Yesterday, the Missourian published a questionnaire online asking readers to tell us which issues they’d like to see us cover for the 2012 municipal election coming up April 3. The issues readers decide are most important to them will guide our campaign coverage moving forward. If you have a few moments and are interested in telling us what we should be focused on, click the link below and fill out the form.

WHAT DO YOU THINK: What issues are important to you in the April 3 City Council elections?

Tillotson appears on “Mid-Missouri Freedom Forum”

Sixth Ward candidate Bill Tillotson appeared on the “Mid-Missouri Freedom Forum” radio program Tuesday afternoon, continuing his criticism of opponent Barbara Hoppe and talking in specifics about his platform ahead of the municipal election April 3.

Tillotson accused Hoppe, an incumbent, of allowing her personal beliefs to impede her ability to serve on the City Council dispassionately.

“Her personal agenda is the agenda,” Tillotson said. “It’s always made her decisions for her and other people making those decisions.”

Tillotson went on to say he thought Hoppe’s questions on the council were prepared by others for her, and that those in the audience would text questions to the Sixth Ward councilwoman during meetings.

“When that happens, it’s personal agenda,” Tillotson said. He added that Hoppe had used time during the previous council meetings to campaign for re-election, rather than add to the substance of the discussion.

“If you’ve attended the last two City Council meetings, both have become political platforms for Barb,” Tillotson said. “She’s actually taken political platforms up on City Council, using taxpayer money, taxpayer’s time, citizen’s time to listen to her talk about me and talk about why I shouldn’t be voted for…” Tillotson said.

He said evidence of this is in the minutes of the meeting, available on the city’s website. Minutes for the meeting Feb. 20 will be posted after they are accepted by the council at the beginning of the meeting March 5.

Program host Steve Spellman asked Tillotson about other issues that have arisen in Columbia over the past several weeks, including the use of tax incentives (such as the proposed Enhanced Enterprise Zones) to bring in business.

Tillotson said the use of such incentives would be necessary for Columbia to compete with other industrial centers in Missouri, pointing out the city has lost 3,000 manufacturing jobs in the last six years. He cited Springfield as an example of where Enhanced Enterprise Zones have provided a benefit.

“Go to downtown Springfield five years ago, and it was just a wasteland,” Tillotson said. “They stepped in with their EEZ and their TIFs (tax increment financing) and everything and turned Springfield around.”

Tillotson was hesitant, however, to show full support for Tiger Town as a way to increase the visibility of downtown Columbia. He said the city should wait a year and see the tourism inflow brought by the SEC before committing to such a project.

“Are we really going to see the flux of people?” Tillotson asked rhetorically. He added, “A lot of these people just can’t travel that far. It’s hard to get to Columbia.”

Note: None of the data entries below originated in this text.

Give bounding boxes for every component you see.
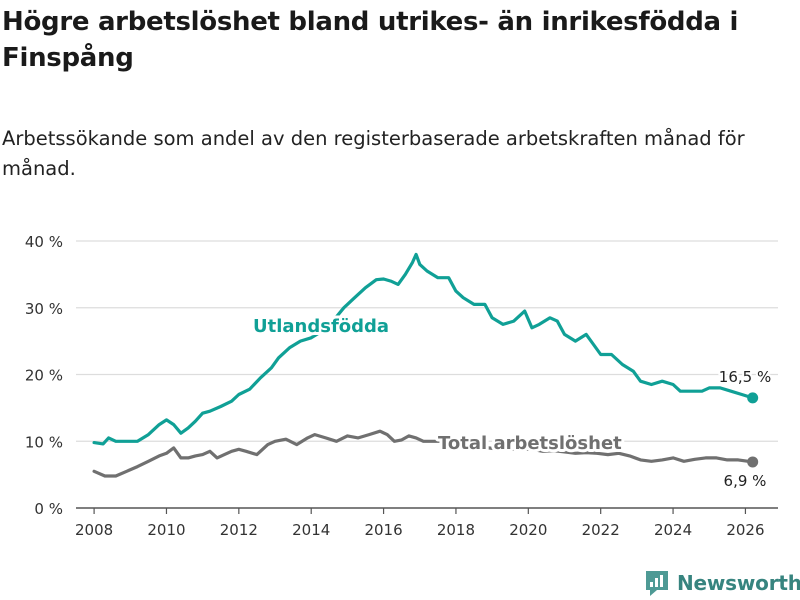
x-tick-label: 2022 [582,521,620,539]
x-tick-label: 2018 [437,521,475,539]
series-label-utlandsfodda: Utlandsfödda [253,316,389,337]
series-lines [92,252,759,478]
gridlines [76,240,778,509]
brand-name: Newsworthy [677,571,800,595]
y-tick-label: 40 % [25,233,63,251]
end-label-total: 6,9 % [724,472,767,490]
end-label-utlandsfodda: 16,5 % [719,368,771,386]
y-tick-label: 10 % [25,433,63,451]
series-line-utlandsfodda [92,252,755,446]
y-tick-label: 0 % [34,500,63,518]
chart-title: Högre arbetslöshet bland utrikes- än inr… [2,7,739,73]
y-axis: 0 % 10 % 20 % 30 % 40 % [25,233,63,518]
x-tick-label: 2020 [509,521,547,539]
x-axis: 2008 2010 2012 2014 2016 2018 2020 2022 2024 2026 [75,508,765,539]
y-tick-label: 30 % [25,300,63,318]
endpoint-total [747,456,759,468]
x-tick-label: 2014 [292,521,330,539]
x-tick-label: 2016 [364,521,402,539]
x-tick-label: 2024 [654,521,692,539]
series-labels: Utlandsfödda Total arbetslöshet 16,5 % 6,9 … [250,313,773,492]
x-tick-label: 2026 [726,521,764,539]
x-tick-label: 2012 [220,521,258,539]
y-tick-label: 20 % [25,367,63,385]
newsworthy-logo: Newsworthy [644,568,800,598]
endpoint-utlandsfodda [747,392,759,404]
newsworthy-logo-icon [646,571,668,596]
series-line-total [92,429,755,478]
x-tick-label: 2010 [147,521,185,539]
series-label-total: Total arbetslöshet [438,433,622,454]
x-tick-label: 2008 [75,521,113,539]
chart-subtitle: Arbetssökande som andel av den registerb… [2,127,745,180]
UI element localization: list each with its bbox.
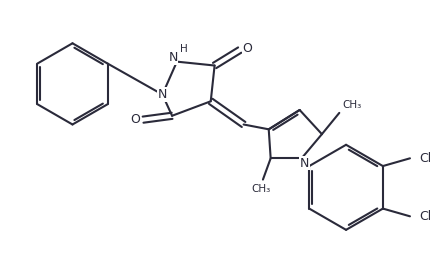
Text: O: O xyxy=(243,42,252,55)
Text: N: N xyxy=(300,157,309,170)
Text: CH₃: CH₃ xyxy=(252,184,270,194)
Text: H: H xyxy=(180,44,187,54)
Text: O: O xyxy=(130,113,140,126)
Text: CH₃: CH₃ xyxy=(342,100,362,110)
Text: N: N xyxy=(168,51,178,64)
Text: Cl: Cl xyxy=(420,210,430,223)
Text: Cl: Cl xyxy=(420,152,430,165)
Text: N: N xyxy=(158,88,167,101)
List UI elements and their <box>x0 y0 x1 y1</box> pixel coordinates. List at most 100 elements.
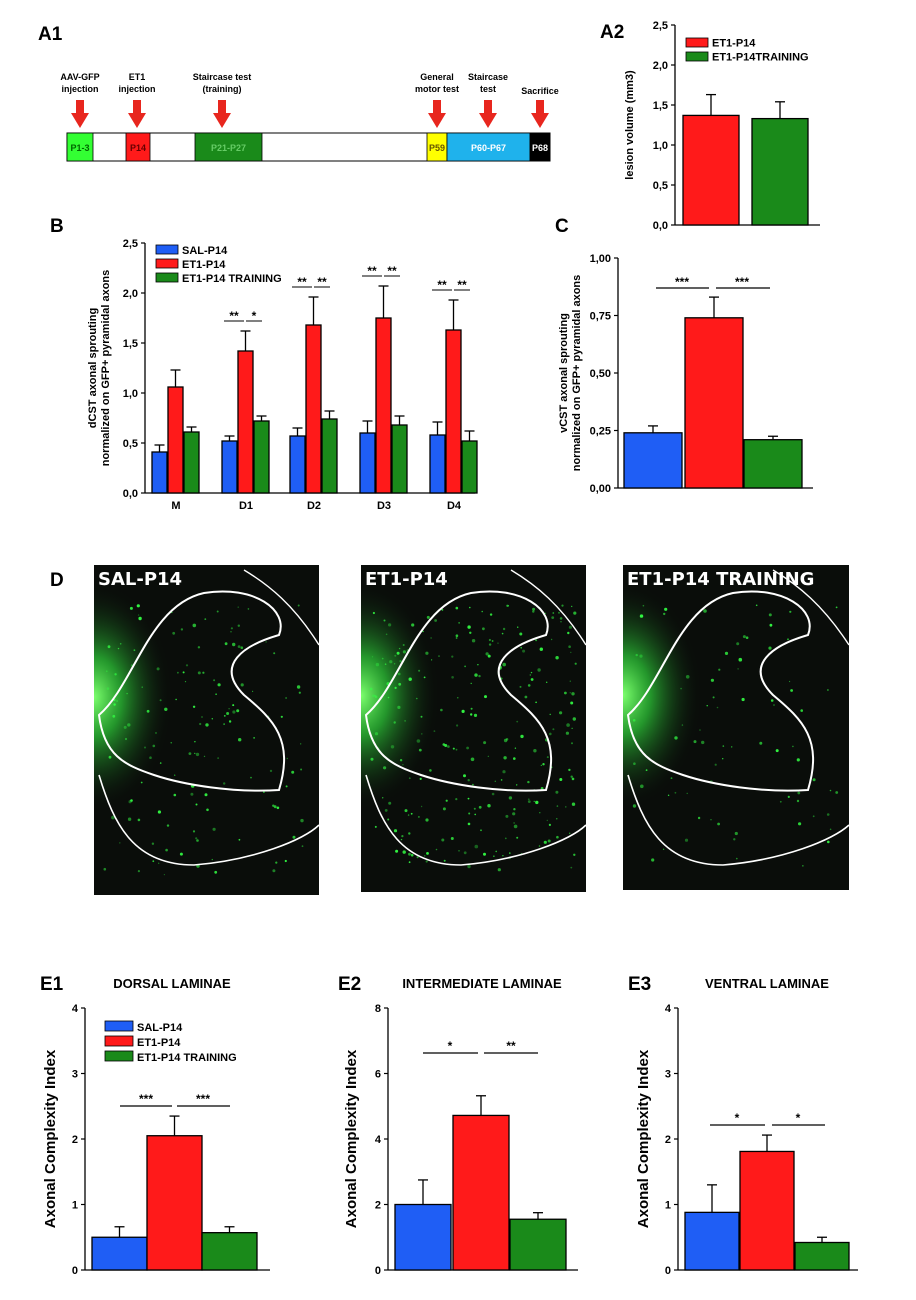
fluorescent-dot <box>296 685 301 689</box>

He did, however, acknowledge community support for the planned Crosscreek development, and said greater communication between developers and residents would increase public support for projects involving economic growth.

Tillotson also said he saw downtown surveillance cameras as a useful tool for local police, despite the freedom forfeited by visitors. He admitted to being issued a ticket for running a red light and being caught on a stoplight camera.

“Do I like the fact that we have to have cameras in our world? No,” Tillotson said. He went on to say they were instrumental in certain situations for police officers to keep the peace.

Tillotson also said he supported the Citizens Police Review Board, because it increases government transparency.

“It’s like any board and any commission,” Tillotson said. “You’ve got to have people who do not have hidden agendas.”

The “Mid-Missouri Freedom Forum” airs Tuesdays from 5 to 6 p.m. on KOPN, 89.5 FM.